Chris Webb's BI Blog

Analysis Services, MDX, PowerPivot, DAX and anything BI-related

Archive for the ‘MDX’ Category

MDX Cell Properties Supported By Excel

with 5 comments

I was wondering the other day (as you do) which of the MDX cell properties Excel PivotTables actually support. This page has all the details on the cell properties that are available in an MDX query but most client tools don’t bother retrieving all of them and Excel is no different. Of course it retrieves the most important properties and it retrieves one or two others, but I couldn’t resist doing a bit of research to find out the exact situation with Excel 2013.

The first thing to note is that you can control which cell properties Excel retrieves for a given connection in the connection properties dialog, in the OLAP Server Formatting section:

image

If you can live with not getting all of the cell properties back from SSAS there are some scenarios where unchecking all of the boxes in the OLAP Server Formatting section can improve performance:

  • When you have a large number of databases and cubes on your server, and/or complex security, because a side effect of the way Excel retrieves properties is that it causes all cubes in all databases to be loaded, their MDX Scripts executed and security evaluated. See here for more details.
  • When your queries return a lot of data and your network is slow. See page 61 of the SQLCAT Guide to BI and Analytics for more details.

You can also quite easily see which cell properties Excel is retrieving by looking at the MDX queries it generates (thank you OLAP PivotTable Extensions). Here’s an example of a simple PivotTable query run on a connection which has all of the boxes checked in the OLAP Server Formatted section:

SELECT 

{[Measures].[D1],[Measures].[D2]} 

DIMENSION PROPERTIES PARENT_UNIQUE_NAME,HIERARCHY_UNIQUE_NAME 

ON COLUMNS  

FROM 

[Adventure Works DW2008] 

CELL PROPERTIES VALUE, FORMAT_STRING, LANGUAGE, BACK_COLOR, FORE_COLOR, FONT_FLAGS

 

In the cell properties clause of this query you can see the six properties returned. Here’s a breakdown of each of them.

VALUE and FORMAT_STRING

Excel doesn’t actually retrieve the FORMATTED_VALUE cell property, which gives you the measure value with formatting applied by SSAS. Instead, assuming you have the Number Format box checked in the Connection Properties dialog, it retrieves the VALUE property from SSAS (which contains the raw, unformatted measure value) and the FORMAT_STRING property (which contains the format string you defined on the server).

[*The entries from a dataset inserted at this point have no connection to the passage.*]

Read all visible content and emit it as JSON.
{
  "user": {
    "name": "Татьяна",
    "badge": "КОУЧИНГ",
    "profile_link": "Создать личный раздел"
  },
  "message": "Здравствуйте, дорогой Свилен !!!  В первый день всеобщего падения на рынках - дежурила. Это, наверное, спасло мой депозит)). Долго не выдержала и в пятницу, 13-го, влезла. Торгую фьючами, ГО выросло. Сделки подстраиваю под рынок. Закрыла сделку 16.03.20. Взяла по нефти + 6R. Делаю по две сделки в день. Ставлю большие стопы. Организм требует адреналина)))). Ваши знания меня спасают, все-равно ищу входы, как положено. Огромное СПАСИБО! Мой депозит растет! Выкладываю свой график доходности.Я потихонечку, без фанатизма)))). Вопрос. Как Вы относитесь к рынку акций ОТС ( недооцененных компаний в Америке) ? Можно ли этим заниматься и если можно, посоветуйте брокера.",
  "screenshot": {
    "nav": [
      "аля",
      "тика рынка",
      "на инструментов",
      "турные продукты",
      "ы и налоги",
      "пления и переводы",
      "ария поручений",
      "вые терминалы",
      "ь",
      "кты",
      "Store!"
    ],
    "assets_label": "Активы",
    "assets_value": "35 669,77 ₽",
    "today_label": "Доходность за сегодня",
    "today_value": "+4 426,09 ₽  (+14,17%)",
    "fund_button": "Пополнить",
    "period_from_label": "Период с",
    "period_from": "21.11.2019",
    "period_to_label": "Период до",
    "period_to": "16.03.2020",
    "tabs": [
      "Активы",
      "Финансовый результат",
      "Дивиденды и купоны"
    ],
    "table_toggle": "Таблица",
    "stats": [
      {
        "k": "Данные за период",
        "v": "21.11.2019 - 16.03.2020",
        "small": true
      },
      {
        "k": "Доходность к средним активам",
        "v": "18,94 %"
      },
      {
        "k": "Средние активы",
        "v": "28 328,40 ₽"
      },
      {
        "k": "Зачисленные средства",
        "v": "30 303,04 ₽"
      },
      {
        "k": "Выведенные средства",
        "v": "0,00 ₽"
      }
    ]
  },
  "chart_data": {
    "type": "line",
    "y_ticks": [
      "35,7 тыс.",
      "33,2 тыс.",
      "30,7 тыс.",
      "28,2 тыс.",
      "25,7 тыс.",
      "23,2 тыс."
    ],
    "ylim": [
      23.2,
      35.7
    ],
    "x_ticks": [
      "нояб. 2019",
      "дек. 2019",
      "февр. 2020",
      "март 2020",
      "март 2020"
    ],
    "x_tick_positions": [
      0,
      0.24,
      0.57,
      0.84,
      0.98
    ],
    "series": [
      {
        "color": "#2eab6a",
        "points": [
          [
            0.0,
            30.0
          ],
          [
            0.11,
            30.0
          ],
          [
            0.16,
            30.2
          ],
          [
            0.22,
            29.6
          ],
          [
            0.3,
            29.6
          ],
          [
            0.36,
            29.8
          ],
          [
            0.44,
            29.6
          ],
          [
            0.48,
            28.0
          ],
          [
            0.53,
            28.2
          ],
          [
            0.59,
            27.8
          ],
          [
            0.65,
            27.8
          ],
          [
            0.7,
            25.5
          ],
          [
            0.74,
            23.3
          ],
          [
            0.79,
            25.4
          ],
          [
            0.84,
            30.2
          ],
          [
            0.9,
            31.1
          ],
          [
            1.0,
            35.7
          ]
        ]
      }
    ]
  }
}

It then tries to convert the format string into an Excel format for the PivotTable. Unfortunately it can’t always do the conversion successfully – I blogged about a problem with the Percent format some time ago and this is still a problem with Excel 2013. Excel also doesn’t support formats defined in the fourth section (see here for more details) of the FORMAT_STRING property for null values, and there are probably lots of other relatively obscure types of formatting it doesn’t support too.

LANGUAGE

The language property of a cell controls things like the currency symbol displayed when you are using the “Currency” built-in format string and the thousands and decimal separators used. Whether Excel returns the language property or not is also linked to the Number Format checkbox in the Connection Properties dialog. I strongly recommend that you do not use the “Currency” format string and the Language property if you are working with multiple currencies, for reasons I outlined here.

BACK_COLOR and FORE_COLOR

I’ve never particularly liked using the BACK_COLOR and FORE_COLOR properties on a cell to do traffic light-style reporting, to be honest, although I know some people love it. However I do use these properties a lot when debugging scoped assignments as seen here. BACK_COLOR is retrieved if you have the Fill Color box checked on the connection properties dialog; FORE_COLOR is retrieved if you have the Text Color box checked on the connection properties dialog.

FONT_FLAGS

Probably the only surprise of this whole exercise was the fact that Excel retrieved the FONT_FLAGS property if you have the Font Style box checked on the connection properties dialog; alas it doesn’t support FONT_SIZE or FONT_NAME. For example if you put the following calculated members on your cube:

CREATE MEMBER CURRENTCUBE.MEASURES.BOLD as "This is BOLD", FONT_FLAGS=1;

 

CREATE MEMBER CURRENTCUBE.MEASURES.ITALIC as "This is ITALIC", FONT_FLAGS=2;

 

CREATE MEMBER CURRENTCUBE.MEASURES.UNDERLINE as "This is UNDERLINE", FONT_FLAGS=4;

 

CREATE MEMBER CURRENTCUBE.MEASURES.STRIKEOUT as "This is STRIKEOUT", FONT_FLAGS=8;

If you drop them into a PivotTable, you will see the following returned:

image

Written by Chris Webb

April 25, 2014 at 11:02 am

Free Video On Subselects In MDX

leave a comment »

Yet more videos have been added to my online MDX training course including a new, free video on subselects in MDX that you can see here:

https://projectbotticelli.com/knowledge/what-is-a-subselect-mdx-video-tutorial?pk_campaign=tt2014cwb

clip_image002 

If you’d like to subscribe to my MDX course then you can get a 10% discount by using the code TECHNITRAIN2014 when registering. When you subscribe you also get access to the entire Project Botticelli course catalogue including videos on Power Pivot, DAX, SSAS data mining, Excel and much more, recorded by the likes of Marco Russo, Alberto Ferrari and Rafal Lukawiecki.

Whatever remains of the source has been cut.